Auch intern hat man seit einer Weile Probleme, es gab beispielsweise viel Ärger um Witze und Aussagen des Stand-Up-Komikers Dave Chappelle. Dieser hat in einem Comedy-Special transphobe Aussagen gemacht und damit einige Netflix-Mitarbeiter gegen die Führung des Dienstes aufgebracht. Die hielt ihrem Star aber die Stange und will nun kritische Stimmen kategorisch unterdrücken.
Wem das nicht passt, kann gehen
Denn wie Variety berichtet, hat Netflix nun seine Leitlinien zur "Netflix-Kultur" aktualisiert. Denn dort heißt es in einer (bisher nur in der englischen Fassung verfügbaren) neuen Passage mit dem Titel "Artistic Expression", dass es eine große Chance sowie Herausforderung sei, die "Welt zu unterhalten", da die "Zuschauer sehr unterschiedliche Geschmäcker und Sichtweisen" hätten."Deshalb bieten wir eine große Auswahl an Fernsehsendungen und Filmen an, von denen einige provokativ sein können", schreibt Netflix weiter. "Nicht jeder wird alles in unserem Service mögen oder damit einverstanden sein."

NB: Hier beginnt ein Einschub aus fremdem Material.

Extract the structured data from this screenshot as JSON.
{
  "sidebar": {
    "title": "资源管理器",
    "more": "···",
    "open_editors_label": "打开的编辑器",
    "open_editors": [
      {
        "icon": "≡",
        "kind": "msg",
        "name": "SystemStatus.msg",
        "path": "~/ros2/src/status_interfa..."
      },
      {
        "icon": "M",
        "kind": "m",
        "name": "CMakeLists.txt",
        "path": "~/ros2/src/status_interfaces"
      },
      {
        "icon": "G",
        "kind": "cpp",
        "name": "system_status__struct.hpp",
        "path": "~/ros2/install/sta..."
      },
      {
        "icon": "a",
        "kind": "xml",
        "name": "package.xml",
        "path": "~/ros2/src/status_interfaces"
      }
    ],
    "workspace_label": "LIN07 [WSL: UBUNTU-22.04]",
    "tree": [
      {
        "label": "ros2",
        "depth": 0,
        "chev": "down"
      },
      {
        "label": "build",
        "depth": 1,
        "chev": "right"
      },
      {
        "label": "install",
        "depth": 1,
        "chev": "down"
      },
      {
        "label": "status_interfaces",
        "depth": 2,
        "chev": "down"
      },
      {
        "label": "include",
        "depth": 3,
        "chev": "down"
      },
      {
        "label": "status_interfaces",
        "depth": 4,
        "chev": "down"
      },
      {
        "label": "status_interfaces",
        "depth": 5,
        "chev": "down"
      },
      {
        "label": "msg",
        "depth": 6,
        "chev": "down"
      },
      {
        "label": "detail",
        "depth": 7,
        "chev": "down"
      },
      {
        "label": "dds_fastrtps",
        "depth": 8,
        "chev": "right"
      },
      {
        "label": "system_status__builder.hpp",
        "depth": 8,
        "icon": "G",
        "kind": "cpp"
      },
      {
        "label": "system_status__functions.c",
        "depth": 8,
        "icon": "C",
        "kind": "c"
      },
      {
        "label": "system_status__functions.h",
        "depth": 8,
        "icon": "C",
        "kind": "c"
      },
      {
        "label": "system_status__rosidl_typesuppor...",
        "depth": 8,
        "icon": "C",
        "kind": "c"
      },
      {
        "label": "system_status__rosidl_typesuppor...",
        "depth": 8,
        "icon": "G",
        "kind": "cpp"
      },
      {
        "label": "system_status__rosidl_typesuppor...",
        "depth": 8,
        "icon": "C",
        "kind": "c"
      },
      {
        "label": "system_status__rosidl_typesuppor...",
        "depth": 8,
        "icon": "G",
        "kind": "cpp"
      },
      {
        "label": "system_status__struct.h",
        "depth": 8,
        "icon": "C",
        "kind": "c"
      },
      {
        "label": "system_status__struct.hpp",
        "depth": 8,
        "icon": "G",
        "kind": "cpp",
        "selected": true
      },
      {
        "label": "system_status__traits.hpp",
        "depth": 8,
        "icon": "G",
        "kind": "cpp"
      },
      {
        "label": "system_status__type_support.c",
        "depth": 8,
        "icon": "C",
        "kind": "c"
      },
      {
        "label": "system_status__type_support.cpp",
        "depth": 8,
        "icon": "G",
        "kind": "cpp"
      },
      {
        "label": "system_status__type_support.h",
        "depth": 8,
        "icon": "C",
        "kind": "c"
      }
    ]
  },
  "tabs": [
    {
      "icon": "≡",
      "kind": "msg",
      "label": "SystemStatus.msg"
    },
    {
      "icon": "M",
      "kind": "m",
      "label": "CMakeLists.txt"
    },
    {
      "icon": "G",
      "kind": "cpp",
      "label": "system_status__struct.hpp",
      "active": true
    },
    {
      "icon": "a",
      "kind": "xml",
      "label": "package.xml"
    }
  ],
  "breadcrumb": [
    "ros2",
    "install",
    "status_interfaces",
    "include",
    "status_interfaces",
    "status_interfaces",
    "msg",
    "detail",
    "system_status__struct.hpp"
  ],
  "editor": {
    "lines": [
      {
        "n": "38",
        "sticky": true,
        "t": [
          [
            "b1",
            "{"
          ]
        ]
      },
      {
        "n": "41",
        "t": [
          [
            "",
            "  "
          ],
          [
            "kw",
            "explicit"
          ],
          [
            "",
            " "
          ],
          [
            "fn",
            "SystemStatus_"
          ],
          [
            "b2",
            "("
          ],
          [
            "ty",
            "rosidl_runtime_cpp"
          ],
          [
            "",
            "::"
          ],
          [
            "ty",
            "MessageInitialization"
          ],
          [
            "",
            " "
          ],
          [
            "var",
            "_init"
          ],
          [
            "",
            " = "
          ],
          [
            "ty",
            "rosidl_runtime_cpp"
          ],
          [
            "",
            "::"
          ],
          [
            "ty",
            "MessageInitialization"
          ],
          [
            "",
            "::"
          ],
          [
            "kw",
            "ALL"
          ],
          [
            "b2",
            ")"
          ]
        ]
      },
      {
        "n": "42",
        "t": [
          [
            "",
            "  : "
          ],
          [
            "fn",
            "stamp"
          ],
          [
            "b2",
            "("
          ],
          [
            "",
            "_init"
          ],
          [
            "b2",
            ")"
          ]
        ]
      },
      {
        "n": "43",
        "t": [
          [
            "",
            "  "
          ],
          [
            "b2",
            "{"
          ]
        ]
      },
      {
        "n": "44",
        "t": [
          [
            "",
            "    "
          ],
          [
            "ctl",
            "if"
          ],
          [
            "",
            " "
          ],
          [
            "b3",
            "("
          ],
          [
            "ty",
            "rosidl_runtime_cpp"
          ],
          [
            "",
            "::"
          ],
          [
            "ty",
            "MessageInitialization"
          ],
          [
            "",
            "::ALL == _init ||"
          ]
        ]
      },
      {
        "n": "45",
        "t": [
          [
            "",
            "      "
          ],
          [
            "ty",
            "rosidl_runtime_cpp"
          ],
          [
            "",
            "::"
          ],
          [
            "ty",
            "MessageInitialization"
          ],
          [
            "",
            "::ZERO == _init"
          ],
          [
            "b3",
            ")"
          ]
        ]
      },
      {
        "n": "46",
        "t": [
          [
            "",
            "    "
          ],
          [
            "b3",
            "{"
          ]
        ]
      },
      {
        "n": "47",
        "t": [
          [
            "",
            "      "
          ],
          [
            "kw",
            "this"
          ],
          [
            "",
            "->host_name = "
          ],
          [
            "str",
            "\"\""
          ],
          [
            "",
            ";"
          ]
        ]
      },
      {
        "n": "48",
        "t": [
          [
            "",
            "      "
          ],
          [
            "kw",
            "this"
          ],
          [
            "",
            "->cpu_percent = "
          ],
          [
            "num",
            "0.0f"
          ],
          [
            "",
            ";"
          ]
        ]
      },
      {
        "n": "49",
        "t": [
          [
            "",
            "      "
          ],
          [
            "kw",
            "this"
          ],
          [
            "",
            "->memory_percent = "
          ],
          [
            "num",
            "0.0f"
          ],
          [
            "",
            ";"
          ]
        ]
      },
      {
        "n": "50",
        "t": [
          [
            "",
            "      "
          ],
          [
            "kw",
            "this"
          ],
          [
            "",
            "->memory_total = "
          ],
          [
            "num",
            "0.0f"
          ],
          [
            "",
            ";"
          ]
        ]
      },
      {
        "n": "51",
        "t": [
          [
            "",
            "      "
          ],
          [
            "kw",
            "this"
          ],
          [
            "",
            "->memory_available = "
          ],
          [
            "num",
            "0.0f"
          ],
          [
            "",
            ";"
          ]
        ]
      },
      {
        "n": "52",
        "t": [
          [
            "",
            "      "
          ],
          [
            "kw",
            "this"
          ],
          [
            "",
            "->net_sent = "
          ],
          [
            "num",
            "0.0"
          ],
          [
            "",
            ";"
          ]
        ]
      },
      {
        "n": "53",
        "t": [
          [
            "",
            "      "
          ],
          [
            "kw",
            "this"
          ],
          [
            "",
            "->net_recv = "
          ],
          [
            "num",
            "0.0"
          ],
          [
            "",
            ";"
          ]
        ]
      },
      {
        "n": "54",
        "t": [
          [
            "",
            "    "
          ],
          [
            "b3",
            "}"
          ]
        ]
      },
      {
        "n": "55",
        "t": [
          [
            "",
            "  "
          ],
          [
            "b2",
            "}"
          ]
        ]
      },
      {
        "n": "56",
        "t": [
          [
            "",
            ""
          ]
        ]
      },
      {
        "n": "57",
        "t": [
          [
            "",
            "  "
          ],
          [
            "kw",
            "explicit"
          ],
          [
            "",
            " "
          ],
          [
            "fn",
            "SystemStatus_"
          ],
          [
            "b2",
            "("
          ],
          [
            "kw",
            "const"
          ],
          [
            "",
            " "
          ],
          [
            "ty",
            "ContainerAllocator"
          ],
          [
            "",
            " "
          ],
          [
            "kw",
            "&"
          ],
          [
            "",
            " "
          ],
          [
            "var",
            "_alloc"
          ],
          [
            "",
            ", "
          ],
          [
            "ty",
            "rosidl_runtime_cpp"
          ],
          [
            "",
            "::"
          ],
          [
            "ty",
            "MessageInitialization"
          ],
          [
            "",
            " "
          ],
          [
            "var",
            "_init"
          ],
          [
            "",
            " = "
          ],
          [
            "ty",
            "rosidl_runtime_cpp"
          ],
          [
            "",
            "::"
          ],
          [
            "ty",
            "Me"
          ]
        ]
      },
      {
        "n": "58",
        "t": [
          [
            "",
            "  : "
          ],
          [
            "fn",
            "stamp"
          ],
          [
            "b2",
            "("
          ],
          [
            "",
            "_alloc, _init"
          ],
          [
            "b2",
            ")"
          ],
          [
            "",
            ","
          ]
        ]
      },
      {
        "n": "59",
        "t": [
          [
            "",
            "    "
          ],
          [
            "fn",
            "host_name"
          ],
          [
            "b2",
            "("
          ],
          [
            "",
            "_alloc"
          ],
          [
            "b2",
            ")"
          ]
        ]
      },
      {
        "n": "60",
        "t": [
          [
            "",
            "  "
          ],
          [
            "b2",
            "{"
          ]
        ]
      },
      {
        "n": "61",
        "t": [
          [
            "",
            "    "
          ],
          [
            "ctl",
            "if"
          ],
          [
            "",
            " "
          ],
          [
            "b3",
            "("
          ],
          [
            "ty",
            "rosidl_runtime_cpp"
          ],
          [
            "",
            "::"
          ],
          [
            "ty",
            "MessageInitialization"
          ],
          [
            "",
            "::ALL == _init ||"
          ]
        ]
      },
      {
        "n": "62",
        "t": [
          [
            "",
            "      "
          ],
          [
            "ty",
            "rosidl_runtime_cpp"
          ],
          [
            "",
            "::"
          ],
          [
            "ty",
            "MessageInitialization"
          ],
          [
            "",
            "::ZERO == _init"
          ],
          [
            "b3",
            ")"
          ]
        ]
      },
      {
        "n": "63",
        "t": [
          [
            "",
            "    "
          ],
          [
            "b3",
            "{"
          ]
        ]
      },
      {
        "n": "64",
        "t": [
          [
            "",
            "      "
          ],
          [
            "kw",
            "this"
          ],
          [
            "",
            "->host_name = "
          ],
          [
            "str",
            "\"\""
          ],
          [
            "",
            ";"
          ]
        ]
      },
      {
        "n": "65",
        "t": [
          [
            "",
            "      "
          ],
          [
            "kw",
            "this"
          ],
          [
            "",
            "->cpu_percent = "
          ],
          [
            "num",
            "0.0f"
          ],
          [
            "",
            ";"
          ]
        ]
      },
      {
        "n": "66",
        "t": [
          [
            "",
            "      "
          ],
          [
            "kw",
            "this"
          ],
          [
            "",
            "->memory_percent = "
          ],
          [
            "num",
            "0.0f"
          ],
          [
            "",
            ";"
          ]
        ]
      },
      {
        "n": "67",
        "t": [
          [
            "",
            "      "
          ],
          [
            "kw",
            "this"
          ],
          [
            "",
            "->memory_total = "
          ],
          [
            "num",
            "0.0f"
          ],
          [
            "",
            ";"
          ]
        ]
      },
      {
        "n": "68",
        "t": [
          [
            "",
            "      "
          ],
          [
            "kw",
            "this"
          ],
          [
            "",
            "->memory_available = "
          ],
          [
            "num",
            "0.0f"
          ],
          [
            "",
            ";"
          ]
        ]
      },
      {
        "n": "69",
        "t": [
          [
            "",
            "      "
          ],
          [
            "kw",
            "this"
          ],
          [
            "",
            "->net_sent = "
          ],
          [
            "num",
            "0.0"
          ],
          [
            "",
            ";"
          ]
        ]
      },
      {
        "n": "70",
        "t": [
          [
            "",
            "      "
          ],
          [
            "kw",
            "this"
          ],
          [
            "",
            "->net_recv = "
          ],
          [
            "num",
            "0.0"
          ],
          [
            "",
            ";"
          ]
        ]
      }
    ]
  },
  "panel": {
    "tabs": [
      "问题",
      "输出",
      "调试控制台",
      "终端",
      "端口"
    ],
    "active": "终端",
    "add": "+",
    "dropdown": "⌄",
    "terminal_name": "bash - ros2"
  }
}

Angestellte müssen dann auch die folgenden Sätze schlucken: "Als Mitarbeiter unterstützen wir den Grundsatz, dass Netflix eine Vielfalt an Geschichten anbietet, auch wenn wir einige Titel als konträr zu unseren eigenen persönlichen Werten empfinden. Je nach Rolle muss man vielleicht an Titeln arbeiten, die man als schädlich empfindet. Wenn es jemandem schwerfällt, unsere inhaltliche Breite zu unterstützen, ist Netflix vielleicht nicht der beste Ort für (diese Person)."